| I strongly disagree. This policy fight isn't a fight to regulate the market (like the automobile regulations you mentioned). It's a fight for a fundamental right to privacy. Any technology improvement that can protect privacy can be made illegal, and enforced by a boot on the face (see China). If the government makes encryption without government key escrow illegal (not at all outlandish, has been discussed in many countries), will you personally, nikcub, continue to use encryption without key escrow? If you are willing to risk imprisonment to do so, you are among the bravest people. It is a small group. The policy fight is massively more important than the tech. A tech that takes 100 years to develop can be made illegal in a day. If everyone starts using VPNs, ISPs will ban them. There might be some game of cat and mouse, but eventually the same lobbyists that lobbied to remove these privacy rules are going to lobby to take some of tech options off the table. |
> a fight for a fundamental right to privacy
Many don't consider this to be a fundamental right.
> A tech that takes 100 years to develop can be made illegal in a day.

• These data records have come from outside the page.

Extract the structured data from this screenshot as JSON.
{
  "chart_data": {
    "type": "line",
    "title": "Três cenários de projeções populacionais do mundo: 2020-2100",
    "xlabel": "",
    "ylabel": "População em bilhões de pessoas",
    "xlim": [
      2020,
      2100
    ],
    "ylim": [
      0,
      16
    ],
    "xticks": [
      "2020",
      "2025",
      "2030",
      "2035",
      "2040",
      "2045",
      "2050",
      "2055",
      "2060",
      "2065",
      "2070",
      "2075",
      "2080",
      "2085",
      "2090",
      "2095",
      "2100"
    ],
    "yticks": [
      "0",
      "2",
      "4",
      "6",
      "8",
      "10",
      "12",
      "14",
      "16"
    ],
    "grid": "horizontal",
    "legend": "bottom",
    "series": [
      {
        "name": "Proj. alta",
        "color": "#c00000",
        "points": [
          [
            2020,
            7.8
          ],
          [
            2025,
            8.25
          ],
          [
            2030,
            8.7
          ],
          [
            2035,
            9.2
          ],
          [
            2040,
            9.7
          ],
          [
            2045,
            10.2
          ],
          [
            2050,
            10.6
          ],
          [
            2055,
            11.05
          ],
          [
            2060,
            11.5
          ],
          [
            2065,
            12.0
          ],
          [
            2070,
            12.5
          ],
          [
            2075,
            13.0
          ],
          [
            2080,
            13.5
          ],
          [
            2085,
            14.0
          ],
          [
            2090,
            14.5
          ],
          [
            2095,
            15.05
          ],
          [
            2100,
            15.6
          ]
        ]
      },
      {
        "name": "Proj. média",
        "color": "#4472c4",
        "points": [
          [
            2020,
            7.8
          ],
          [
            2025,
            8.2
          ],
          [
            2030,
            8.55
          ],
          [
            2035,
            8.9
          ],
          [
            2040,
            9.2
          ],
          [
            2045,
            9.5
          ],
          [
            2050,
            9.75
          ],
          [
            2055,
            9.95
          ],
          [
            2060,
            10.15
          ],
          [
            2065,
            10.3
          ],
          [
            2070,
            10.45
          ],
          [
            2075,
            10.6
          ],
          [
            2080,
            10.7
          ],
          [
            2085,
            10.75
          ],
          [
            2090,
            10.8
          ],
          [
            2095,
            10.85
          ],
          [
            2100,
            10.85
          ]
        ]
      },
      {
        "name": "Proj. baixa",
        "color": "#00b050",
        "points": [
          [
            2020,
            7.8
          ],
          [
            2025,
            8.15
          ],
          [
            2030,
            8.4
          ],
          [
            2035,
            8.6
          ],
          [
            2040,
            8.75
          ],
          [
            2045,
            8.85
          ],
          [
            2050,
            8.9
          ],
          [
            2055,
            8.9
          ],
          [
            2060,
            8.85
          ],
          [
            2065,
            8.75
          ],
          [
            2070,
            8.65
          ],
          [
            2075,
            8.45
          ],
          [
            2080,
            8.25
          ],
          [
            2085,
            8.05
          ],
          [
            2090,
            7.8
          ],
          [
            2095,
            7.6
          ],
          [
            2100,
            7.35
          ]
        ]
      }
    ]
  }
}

As the recorded history goes, I think it was always the other way around - a new technological development suddenly invalidating a set of laws, and lawmakers playing catch-up with its use.
I wish governments of the world got their collective shit together so we could have sane privacy laws, but as it is now, technology is an important leverage to push the policymakers in the right direction. Maybe you can't focus 100% on it, but it would be foolish to just ignore it. It's the single most powerful tool we have here.